Her göç ülkesinin yaptığının aksine yeterliliklerine bakmadan yabancıları ve mültecileri kabul etme eğilimi nereden geliyor? Nazi döneminde yüz binlerce Almanın ülkesini terk etmek zorunda kalıp İngiltere, Fransa, İsviçre, ABD ya da Şanghay'a kaçtığı unutulmadı. Kaçmayı başaramayıp, çaresizlikten canına kıyan, yakalanan, sürgüne gönderilen ve öldürülen Almanların kaderi de…

Almanya'nın sosyal DNA'sı

Bu tecrübelerin neticesinde savaş sonrası Almanya'nın anayasasına, siyasi takibata uğratılanlara iltica hakkı tanınmasına dair o emsalsiz madde yazıldı. Almanya için iltica hakkı tanımak merhamet değil hukuki ve vicdani bir yükümlülüktür. 20 yıl önce değiştirilip gevşetilmiş olmasına rağmen iltica hakkı özünde korunmuştur. Bu anayasa maddesi Almanya'nın siyasi ve sosyal DNA'sının bir unsurudur.

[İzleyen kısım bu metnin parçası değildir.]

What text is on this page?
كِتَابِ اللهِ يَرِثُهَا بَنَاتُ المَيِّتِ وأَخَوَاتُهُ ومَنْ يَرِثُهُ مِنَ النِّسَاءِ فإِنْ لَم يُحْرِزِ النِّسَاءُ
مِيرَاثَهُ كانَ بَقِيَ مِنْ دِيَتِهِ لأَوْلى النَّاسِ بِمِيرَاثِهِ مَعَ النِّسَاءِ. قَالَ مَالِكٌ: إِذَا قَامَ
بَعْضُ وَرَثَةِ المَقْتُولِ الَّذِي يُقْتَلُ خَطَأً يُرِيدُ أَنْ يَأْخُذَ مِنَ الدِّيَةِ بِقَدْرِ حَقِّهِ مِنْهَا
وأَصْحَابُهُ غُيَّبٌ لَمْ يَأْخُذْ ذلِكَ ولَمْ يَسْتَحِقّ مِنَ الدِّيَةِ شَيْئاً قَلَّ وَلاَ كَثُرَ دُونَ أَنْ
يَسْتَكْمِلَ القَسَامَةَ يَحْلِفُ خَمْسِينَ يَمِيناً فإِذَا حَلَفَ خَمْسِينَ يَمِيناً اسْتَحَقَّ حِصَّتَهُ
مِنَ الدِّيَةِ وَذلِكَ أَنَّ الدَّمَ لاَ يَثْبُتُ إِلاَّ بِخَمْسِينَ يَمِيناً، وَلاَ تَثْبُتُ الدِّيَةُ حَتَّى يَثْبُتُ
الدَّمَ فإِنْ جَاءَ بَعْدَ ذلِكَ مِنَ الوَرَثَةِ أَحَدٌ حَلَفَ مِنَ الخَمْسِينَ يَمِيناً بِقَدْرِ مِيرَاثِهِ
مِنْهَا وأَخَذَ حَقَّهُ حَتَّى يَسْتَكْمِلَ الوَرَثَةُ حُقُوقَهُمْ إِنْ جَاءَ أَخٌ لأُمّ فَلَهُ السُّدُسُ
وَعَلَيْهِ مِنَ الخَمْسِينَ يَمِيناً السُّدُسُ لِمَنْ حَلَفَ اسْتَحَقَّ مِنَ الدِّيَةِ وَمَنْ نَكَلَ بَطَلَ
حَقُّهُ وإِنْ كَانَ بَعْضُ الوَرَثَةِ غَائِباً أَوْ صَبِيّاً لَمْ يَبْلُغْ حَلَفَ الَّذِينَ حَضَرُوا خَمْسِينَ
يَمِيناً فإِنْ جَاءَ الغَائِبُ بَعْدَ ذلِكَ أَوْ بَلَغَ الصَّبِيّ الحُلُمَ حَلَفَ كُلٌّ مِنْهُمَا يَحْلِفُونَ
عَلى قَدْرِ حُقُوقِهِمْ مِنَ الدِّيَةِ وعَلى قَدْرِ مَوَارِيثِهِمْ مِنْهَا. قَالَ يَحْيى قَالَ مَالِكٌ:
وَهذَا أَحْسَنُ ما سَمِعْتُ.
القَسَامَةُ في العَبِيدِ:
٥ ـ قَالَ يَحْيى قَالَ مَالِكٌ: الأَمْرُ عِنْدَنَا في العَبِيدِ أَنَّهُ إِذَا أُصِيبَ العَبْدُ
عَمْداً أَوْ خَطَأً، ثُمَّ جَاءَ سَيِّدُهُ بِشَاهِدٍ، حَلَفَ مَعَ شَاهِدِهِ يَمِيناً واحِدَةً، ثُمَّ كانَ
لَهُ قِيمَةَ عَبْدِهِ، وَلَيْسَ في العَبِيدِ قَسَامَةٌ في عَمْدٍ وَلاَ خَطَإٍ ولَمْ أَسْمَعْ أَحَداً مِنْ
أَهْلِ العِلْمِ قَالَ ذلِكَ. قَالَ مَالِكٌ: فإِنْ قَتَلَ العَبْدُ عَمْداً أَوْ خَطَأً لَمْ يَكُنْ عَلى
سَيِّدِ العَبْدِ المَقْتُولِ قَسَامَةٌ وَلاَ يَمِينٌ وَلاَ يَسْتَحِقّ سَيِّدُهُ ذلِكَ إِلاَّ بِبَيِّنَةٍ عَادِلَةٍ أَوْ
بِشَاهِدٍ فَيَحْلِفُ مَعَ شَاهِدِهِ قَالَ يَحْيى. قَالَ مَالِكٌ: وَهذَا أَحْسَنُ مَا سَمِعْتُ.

Almanların ezici çoğunluğu bu ahlaki yükümlülüğü sahiplenmiştir. Elit zümre için zaten aksi söz konusu olamaz. Maalesef küçük bir azınlık mültecileri tahrik, tahkir ve protesto ediyor. Tabii ki çok kötü bir davranış. Fakat çok küçük bir azınlık böyle davranıyor. Büyük yardımseverliğin aşırı zorlanan bir topluma dönüşmeyeceğinin de garantisi yoktur. Empatinin kesinlikle antipatiye dönüşmeyeceğini kim söyleyebilir? Bu nedenle siyasi sorumlular derhal harekete geçmelidirler. Neyin istendiğine, neyin yapılıp neyin artık yapılamayacağına ülkeler ve Avrupa olarak karar verme zamanı gelmiştir. Devletin yurttaşlarından daha fazla zorlandığı anlaşılan olağanüstü bir durumla karşı karşıya bulunuyoruz.